Argumen dari kelompok yang memahami bahwa Rasulullah telah menafsirkan seluruh ayat dalam Alquran. Salah satu tokoh yang berpendapat demikian adalah Ibn Taimiyah. Dia menyatakan bahwa Rasulullah telah menjelaskan seluruh makna dalam Alquran kepada para sahabat, sebagaimana beliau menerangkan pengertian lafaznya. Beliau juga mengutip Surah Annahl ayat 44 tentang perintah menerangkan apa yang telah diturunkan kepada beliau.

Baca juga: Genealogi Kajian Tafsir di Kawasan Yaman: Masa Nabi dan Sahabat (1)

Dari kedua pendapat di atas, Imam al-Zahabi dalam al-Tafsir wa al-Mufassirun memilih jalan tengah. Pada pendapat pertama yang memahami Nabi saw. menafsirkan sedikit dari Alquran adalah kurang tepat.

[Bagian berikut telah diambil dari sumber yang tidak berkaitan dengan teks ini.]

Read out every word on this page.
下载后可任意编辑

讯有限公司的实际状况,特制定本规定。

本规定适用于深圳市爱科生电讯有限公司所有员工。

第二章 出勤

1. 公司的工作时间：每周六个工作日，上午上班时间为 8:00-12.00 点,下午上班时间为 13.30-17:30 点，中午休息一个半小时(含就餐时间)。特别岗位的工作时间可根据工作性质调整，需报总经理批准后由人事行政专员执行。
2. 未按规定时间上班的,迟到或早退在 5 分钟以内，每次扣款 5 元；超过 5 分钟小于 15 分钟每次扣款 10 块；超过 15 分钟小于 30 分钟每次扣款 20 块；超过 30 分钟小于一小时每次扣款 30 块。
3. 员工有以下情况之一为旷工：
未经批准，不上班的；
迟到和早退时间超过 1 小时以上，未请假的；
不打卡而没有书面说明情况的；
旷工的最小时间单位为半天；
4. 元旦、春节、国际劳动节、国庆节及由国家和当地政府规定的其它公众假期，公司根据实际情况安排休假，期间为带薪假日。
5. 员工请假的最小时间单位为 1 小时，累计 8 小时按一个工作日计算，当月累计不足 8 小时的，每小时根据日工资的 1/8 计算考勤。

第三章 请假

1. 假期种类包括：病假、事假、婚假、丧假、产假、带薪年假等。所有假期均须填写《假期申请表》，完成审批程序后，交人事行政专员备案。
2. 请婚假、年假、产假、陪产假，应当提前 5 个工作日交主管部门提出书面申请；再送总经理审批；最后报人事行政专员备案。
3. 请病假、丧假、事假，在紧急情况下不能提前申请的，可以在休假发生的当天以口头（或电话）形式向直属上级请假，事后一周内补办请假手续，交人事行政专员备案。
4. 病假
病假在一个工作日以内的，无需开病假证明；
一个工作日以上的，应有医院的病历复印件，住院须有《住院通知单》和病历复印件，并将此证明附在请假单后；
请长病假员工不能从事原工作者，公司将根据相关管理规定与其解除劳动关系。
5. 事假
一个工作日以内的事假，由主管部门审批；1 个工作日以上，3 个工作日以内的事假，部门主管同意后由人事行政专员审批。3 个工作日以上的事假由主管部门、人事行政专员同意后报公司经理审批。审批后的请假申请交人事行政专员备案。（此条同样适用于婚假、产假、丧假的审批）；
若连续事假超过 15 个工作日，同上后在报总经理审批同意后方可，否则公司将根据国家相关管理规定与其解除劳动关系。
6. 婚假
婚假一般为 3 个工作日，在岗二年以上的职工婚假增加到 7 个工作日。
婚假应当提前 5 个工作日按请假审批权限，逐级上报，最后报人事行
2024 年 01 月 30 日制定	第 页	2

Imam al-Zahabi berkomentar bahwa hadis dari Aisyah riwayat Bazzar tidaklah sah. Hadis tersebut bahkan dinilai munkar ghorib, serta menurut al-Thabari hadis tersebut tidak dikenal dikalangan Ahli hadis. Argumen kedua yang juga tidak dapat diterima, bahwa Nabi tidak diperintahkan menerangkan semua ayat, karena dalam Surah Annahl ayat 44 Allah memerintahkan Nabi saw., untuk menerangkan apa yang telah diturunkan kepada beliau.

Argumen dari kelompok kedua, yang menyatakan bahwa Nabi menafsirkan seluruh makna dari setiap lafaz dalam Alquran juga dinilai kurang tepat. Imam al-Zahabi memahami, bahwa apa yang diterangkan oleh Nabi adalah menjelaskan yang muskil. Hal ini juga dapat dibuktikan dengan merujuk kitab induk hadis, seperti Shahih Bukhari, Shahih Muslim, Jami’ al-Tirmidzi, dan Sunan al-Darimi, bahwa Nabi telah menafsirkan ayat-ayat Alquran yang jumlahnya tidak dapat dikatakan sedikit, walaupun tidak seluruh ayat beliau tafsirkan.

Sebagaimana kita ketahui, tidak semua hal diuraikan dengan rinci dalam tafsir Nabi. Ada beberapa penafsiran sebagai jawaban atas pertanyaan-pertanyaan sahabat mengenai ayat tertentu (misal ayat-ayat yang terdapat kata-kata muskil). Misal adalah firman Allah dalam Surah Albaqarah ayat 187,

وَكُلُوْا وَاشْرَبُوْا حَتّٰى يَتَبَيَّنَ لَكُمُ الْخَيْطُ الْاَبْيَضُ مِنَ الْخَيْطِ الْاَسْوَدِ مِنَ الْفَجْرِۖ ثُمَّ اَتِمُّوا الصِّيَامَ اِلَى الَّيْلِۚ

 “Dan makan dan minumlah hingga jelas bagimu (perbedaan) antara benang putih dan benang hitam, yaitu fajar. Kemudian sempurnakanlah puasa sampai (datang) malam.”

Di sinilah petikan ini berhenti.